Theoretically that should means that Windows 9 should be great, but leaked screen shots of the coming attraction shows that Microsoft could be headed for yet another disaster.
The update, codenamed Threshold and possibly called Windows 9 or just plain Windows, takes some features from Windows 8 and grafts them onto the classic Windows 7 desktop. This is a sop to most Windows users, like me, who hated having to dumb down their computers by running tablet software as the interface.
When running in windowed mode, Windows Store apps will get a button in the top-left corner. Clicking the button brings up a list of functions that previously appeared in the Charms bar, including Search, Share, Play, Project and Settings. This menu will let users switch the app to full screen mode as well.
There will be some new buttons to the desktop taskbar — a search button sits immediately to the right of the Start button, followed by a button for switching between multiple desktops. The latter feature, possibly called “virtual desktops,” will let users switch between several sets of desktop apps and layouts.
On the right side of the taskbar, users will find a new notifications button, with a pop-up menu that will presumably show messages from Windows Store apps.
The screenshots show that Microsoft is keeping the Charms bar, which many expected would be culled.
While all of this is subject to change as Microsoft has not even released a public beta yet, but it is clear that Windows 9 is not really going to be much different from Windows 8.
This is a major problem, particularly as Windows 7 will be starting to look a little elderly by the time Windows 9 hits the shops. Part of the problem is that Microsoft refuses to understand that people do not want their PCs running like a tablet. When you are sitting at a PC you are there for serious work and serious programs, you do not want to have to jump between screens looking for software you do not want.

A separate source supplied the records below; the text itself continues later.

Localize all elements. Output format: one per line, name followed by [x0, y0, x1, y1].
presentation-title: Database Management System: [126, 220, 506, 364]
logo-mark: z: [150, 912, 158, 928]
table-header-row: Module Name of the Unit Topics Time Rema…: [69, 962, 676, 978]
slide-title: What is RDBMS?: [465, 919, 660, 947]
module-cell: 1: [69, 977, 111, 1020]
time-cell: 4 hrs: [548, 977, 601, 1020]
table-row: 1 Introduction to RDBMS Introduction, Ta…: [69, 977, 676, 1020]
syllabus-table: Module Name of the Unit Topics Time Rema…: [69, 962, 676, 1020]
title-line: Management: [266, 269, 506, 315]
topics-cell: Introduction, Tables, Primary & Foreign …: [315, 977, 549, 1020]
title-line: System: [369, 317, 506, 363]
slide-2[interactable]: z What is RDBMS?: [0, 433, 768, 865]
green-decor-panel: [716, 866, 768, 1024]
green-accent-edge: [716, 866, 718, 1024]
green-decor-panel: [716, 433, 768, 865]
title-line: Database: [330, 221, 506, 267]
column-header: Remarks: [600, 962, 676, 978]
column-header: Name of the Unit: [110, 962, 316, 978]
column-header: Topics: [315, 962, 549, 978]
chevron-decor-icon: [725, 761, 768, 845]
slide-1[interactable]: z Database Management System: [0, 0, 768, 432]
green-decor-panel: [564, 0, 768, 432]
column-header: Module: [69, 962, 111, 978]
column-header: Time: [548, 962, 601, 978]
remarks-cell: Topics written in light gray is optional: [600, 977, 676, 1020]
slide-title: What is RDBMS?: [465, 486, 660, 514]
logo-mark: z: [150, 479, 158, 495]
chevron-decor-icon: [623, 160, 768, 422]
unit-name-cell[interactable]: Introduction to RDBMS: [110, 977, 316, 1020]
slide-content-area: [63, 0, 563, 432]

How often PC users will want to visit the app store is anyone’s guess, yet Microsoft appears to be trying its hardest to make this easier.
What is annoying is that the software behind the interface is much better and more reliable than Windows 7, but the software is crippled by its interface.
This will create huge problems for Microsoft. When it put out Windows Vista people just stayed using Windows XP. Now, rather than use Windows 8, users are sticking to Windows 7. If Windows 9 is just Windows 8 in drag then people are going to want to stay with Windows 7 even longer. That is going to make it even more venerable and established that XP was.
Microsoft needs to get back to design basics and work out why people use a desktop. Hint: it is not because they want a more powerful tablet.